Av.Mine Uzun |
Merhaba, nafaka ile ilgili davanın aşağıdaki karar ışığında açılması işinize yarar diye düşündüm.
T.C. YARGITAY
( 3.HD. E: 2002/5939, K: 2002/6444, T: 04.06.2002 )
NAFAKA DAVASI
YOKSULLUĞA DÜŞECEK OLAN USUL VE FÜRUU İLE KARDEŞLERİN NAFAKA İSTEMİ
İŞSİZ OLAN REŞİT VE SAĞLIKLI VE ÇALIŞABİLİR KONUMDA OLAN KİŞİ
ÖZET : Herkes, yardım edilmediği takdirde yoksulluğa düşecek olan usul ve furuu ile kardeşlerine nafaka vermekle yükümlüdür. Her ne kadar davacı reşit ve sağlıklı olması nedeniyle çalışabilir konumda ise de, davanın açıldığı tarih itibariyle işsiz olduğu sabittir. Günün ekonomik koşulları dikkate alındığında da davacının iş bulma imkanı oldukça güçtür. Böylece hiçbir malvarlığı ve geliri bulunmayan kız çocuğunun zaruret içinde bulunduğunun kabulü zorunludur.
( 4721 s. MK. m. 364 )
Taraflar arasında görülen nafaka davasının yapılan muhakemesi sonunda mahalli mahkemece verilen hüküm davacı tarafından temyiz edilmiştir. Temyiz isteminin süresi içinde olduğu anlaşıldıktan sonra dosyadaki bütün kağıtlar okunup gereği düşünüldü :
Davada, davalı babanın yardımına ihtiyaç bulunduğu ileri sürülerek yardım nafakası istenilmiş, mahkemece, davacının, reşit ve bedenen-ruhen sağlam olup her zaman iş bulup çalışarak geçimini temin edebileceği, zorunlu olarak yardıma muhtaç olmadığı ( öğrenim vs. )ve dava aşamasında Bursa'ya gidip ev kiralayıp eşya yerleştirdiği ve de iş bulabileceği savunmasının da ifade edilmesi gerekçeleriyle davanın reddine karar verilmiştir.
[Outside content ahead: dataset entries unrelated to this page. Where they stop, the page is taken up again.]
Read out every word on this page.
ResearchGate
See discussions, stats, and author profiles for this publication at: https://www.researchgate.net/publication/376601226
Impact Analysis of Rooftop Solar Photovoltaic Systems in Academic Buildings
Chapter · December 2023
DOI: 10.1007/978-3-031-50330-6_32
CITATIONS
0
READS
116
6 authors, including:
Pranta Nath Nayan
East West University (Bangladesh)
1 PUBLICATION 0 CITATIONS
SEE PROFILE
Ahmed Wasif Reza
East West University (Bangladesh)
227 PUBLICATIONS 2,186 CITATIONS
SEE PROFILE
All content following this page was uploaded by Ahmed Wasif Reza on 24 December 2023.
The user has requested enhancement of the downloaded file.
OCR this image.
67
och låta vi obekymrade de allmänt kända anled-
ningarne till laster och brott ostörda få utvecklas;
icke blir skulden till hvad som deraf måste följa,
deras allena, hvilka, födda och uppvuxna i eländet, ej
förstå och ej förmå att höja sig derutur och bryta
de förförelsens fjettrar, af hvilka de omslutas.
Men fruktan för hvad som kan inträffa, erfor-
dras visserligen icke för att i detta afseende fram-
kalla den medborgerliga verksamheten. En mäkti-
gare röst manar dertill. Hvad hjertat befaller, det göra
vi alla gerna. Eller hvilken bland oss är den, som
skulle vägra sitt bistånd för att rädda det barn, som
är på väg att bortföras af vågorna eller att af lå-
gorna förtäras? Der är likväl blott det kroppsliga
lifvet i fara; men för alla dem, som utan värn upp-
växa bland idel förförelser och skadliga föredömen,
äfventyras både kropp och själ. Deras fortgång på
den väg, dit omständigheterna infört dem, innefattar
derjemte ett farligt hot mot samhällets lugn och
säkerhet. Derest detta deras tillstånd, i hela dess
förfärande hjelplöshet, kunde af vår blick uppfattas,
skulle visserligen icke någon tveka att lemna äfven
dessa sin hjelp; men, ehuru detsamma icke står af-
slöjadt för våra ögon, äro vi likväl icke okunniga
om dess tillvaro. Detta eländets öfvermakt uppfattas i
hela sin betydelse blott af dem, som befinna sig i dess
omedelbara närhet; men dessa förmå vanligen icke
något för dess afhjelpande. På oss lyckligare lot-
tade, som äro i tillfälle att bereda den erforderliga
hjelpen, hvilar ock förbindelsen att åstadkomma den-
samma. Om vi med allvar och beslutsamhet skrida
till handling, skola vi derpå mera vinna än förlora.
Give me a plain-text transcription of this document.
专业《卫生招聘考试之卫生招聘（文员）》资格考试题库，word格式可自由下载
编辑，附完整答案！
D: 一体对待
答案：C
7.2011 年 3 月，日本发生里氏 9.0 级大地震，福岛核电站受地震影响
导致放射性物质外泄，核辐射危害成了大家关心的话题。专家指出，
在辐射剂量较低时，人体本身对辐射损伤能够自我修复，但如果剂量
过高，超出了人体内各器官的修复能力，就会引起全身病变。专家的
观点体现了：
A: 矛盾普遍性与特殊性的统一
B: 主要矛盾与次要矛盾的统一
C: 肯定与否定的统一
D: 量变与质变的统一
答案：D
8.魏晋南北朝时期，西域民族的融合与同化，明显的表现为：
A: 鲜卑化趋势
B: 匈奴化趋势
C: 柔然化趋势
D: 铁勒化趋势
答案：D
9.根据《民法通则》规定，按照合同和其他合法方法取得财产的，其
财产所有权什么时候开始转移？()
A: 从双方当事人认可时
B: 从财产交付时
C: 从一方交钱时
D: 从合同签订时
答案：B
743 sayılı Medeni Kanunun ( 4721 s. MK. m. 64 )315.maddesine göre; "Herkes, yardım edilmediği takdirde yoksulluğa düşecek olan usul ve furuu ile kardeşlerine nafaka vermekle yükümlüdür...."
Somut olayda; her ne kadar davacı reşit ve sağlıklı olması nedeniyle çalışabilir konumda ise de, davanın açıldığı tarih itibariyle işsiz olduğu sabittir. Günün ekonomik koşulları dikkate alındığında da davacının iş bulma imkanı oldukça güçtür. Böylece hiçbir malvarlığı ve geliri bulunmayan kız çocuğunun zaruret içinde bulunduğunun kabulü zorunludur. Salt iddiaya dayalı olarak kanaat edinilmesi suretiyle delillerin yanılgılı değerlendirilmesi sonucu yazılı şekilde karar verilmesi doğru görülmemiştir.
Mahkemece yapılacak iş, tarafların sosyal ve ekonomik durumları ve günün ekonomik koşulları değerlendirilip sonucuna göre karar verilmelidir.
SONUÇ : Bu itibarla yukarıda açıklanan esaslar gözönünde tutulmaksızın yazılı şekilde hüküm tesisi isabetsiz, temyiz itirazları bu nedenlerle yerinde olduğundan kabulü ile hükmün HUMK.nun 428. maddesi gereğince BOZULMASINA ve peşin alınan temyiz harcının istek halinde temyiz edene iadesine, 04.06.2002 tarihinde oybirliğiyle karar verildi.